Fantasy Washington: Pick your political players and rack up the points

By David A. Fahrenthold
Sunday, January 31, 2010

Welcome to the 2010 Fantasy Washington season! It's time for team "owners" (that's you, newbies) to draft Washington officials and compete to see whose team piles up the gaudiest statistics before the midterm elections in November.

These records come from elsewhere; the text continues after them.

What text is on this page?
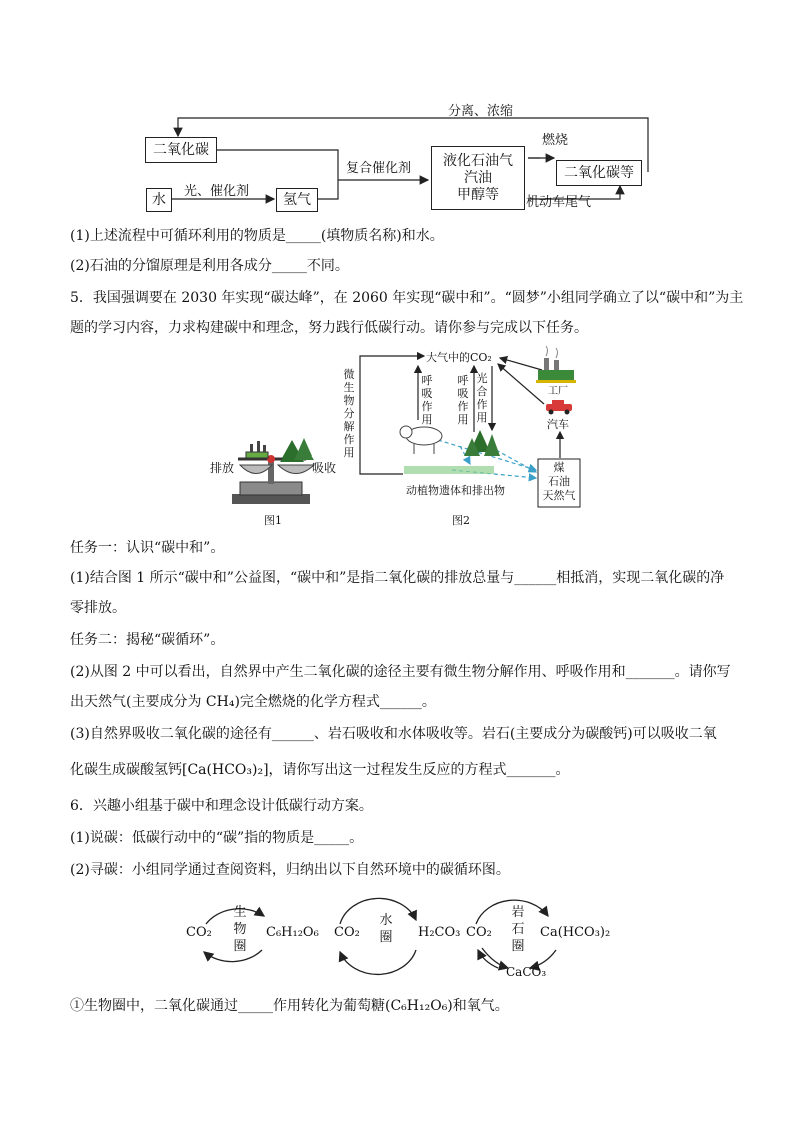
分离、浓缩
二氧化碳
水	光、催化剂	氢气
复合催化剂 液化石油气
汽油
甲醇等
燃烧
二氧化碳等
机动车尾气
(1)上述流程中可循环利用的物质是_____(填物质名称)和水。
(2)石油的分馏原理是利用各成分_____不同。
5．我国强调要在 2030 年实现“碳达峰”，在 2060 年实现“碳中和”。“圆梦”小组同学确立了以“碳中和”为主
题的学习内容，力求构建碳中和理念，努力践行低碳行动。请你参与完成以下任务。
排放	吸收
图1
大气中的CO₂
微生物分解作用
呼吸作用
呼吸作用
光合作用
工厂
汽车
动植物遗体和排出物
煤
石油
天然气
图2
任务一：认识“碳中和”。
(1)结合图 1 所示“碳中和”公益图，“碳中和”是指二氧化碳的排放总量与______相抵消，实现二氧化碳的净
零排放。
任务二：揭秘“碳循环”。
(2)从图 2 中可以看出，自然界中产生二氧化碳的途径主要有微生物分解作用、呼吸作用和_______。请你写
出天然气(主要成分为 CH₄)完全燃烧的化学方程式______。
(3)自然界吸收二氧化碳的途径有______、岩石吸收和水体吸收等。岩石(主要成分为碳酸钙)可以吸收二氧
化碳生成碳酸氢钙[Ca(HCO₃)₂]，请你写出这一过程发生反应的方程式_______。
6．兴趣小组基于碳中和理念设计低碳行动方案。
(1)说碳：低碳行动中的“碳”指的物质是_____。
(2)寻碳：小组同学通过查阅资料，归纳出以下自然环境中的碳循环图。
CO₂
生
物
圈
C₆H₁₂O₆ CO₂
水
圈 H₂CO₃ CO₂
岩
石
圈
Ca(HCO₃)₂
CaCO₃
①生物圈中，二氧化碳通过_____作用转化为葡萄糖(C₆H₁₂O₆)和氧气。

You've got to love a game that lets James Inhofe (R-Okla.) and Barney Frank (D-Mass.) be on the same roster (though I wouldn't take either of them before the fourth round).

Before breaking down the draft, a few words of wisdom from your Washington Post fantasy gurus: Don't focus just on the players who generate the sexy, high-value stats -- the leaders in Sunday-talk appearances, pork-per-month average and SDOA (for first-timers, that's successful demands for others to apologize). Keep an eye out for officials who produce in the low-points categories, too. Legislators who pass bills, justices who write opinions, Cabinet officials who issue regulations. They're little things, but they add up over a long season.

BEST BETS FOR THIS YEAR'S DRAFT:

-- Sen. Mitch McConnell (R-Ky.). I built a shrine to this man last year, a little papier-mache McConnell in my basement that I poured juleps on. He threw my Fantasy Washington team ("Boy George and Cloture Club") onto his back and carried us in 2009 with 18 Sunday talk-show appearances, as tallied by the folks at Roll Call. I know some of you are worried about him in 2010: The Democrats have lost their supermajority, which means they may make deals, which means the networks may be seeking more moderate Republican voices to talk about those deals. So, fine, you go ahead and bet on bipartisanship. I'll stick with what works.

If you can't get McConnell in the early rounds, look for Sen. Claire McCaskill (D-Mo.) later: She's a great sleeper pick. McCaskill had a respectable Sunday-show total last year, has co-sponsored more than 270 bills and gives you a reliable tweet or two per day (most are actually coherent).

-- President Obama (D). Last year, Obama didn't always perform like a No. 1 pick: He let Congress draft key legislation on health care and climate change, which meant he wouldn't get the points if that legislation passed (not that it did). But he's still got the presidency's advantages, including the ability to invite himself into scoring opportunities on network TV. And judging from the State of the Union, this may be a more active year for him, with Obama taking a more personal role in fights from offshore drilling to "don't ask don't tell." One caveat: He did, at one point during the speech, admit some fault for the Democrats' problems. Major negative points. Let's hope he doesn't make it a habit.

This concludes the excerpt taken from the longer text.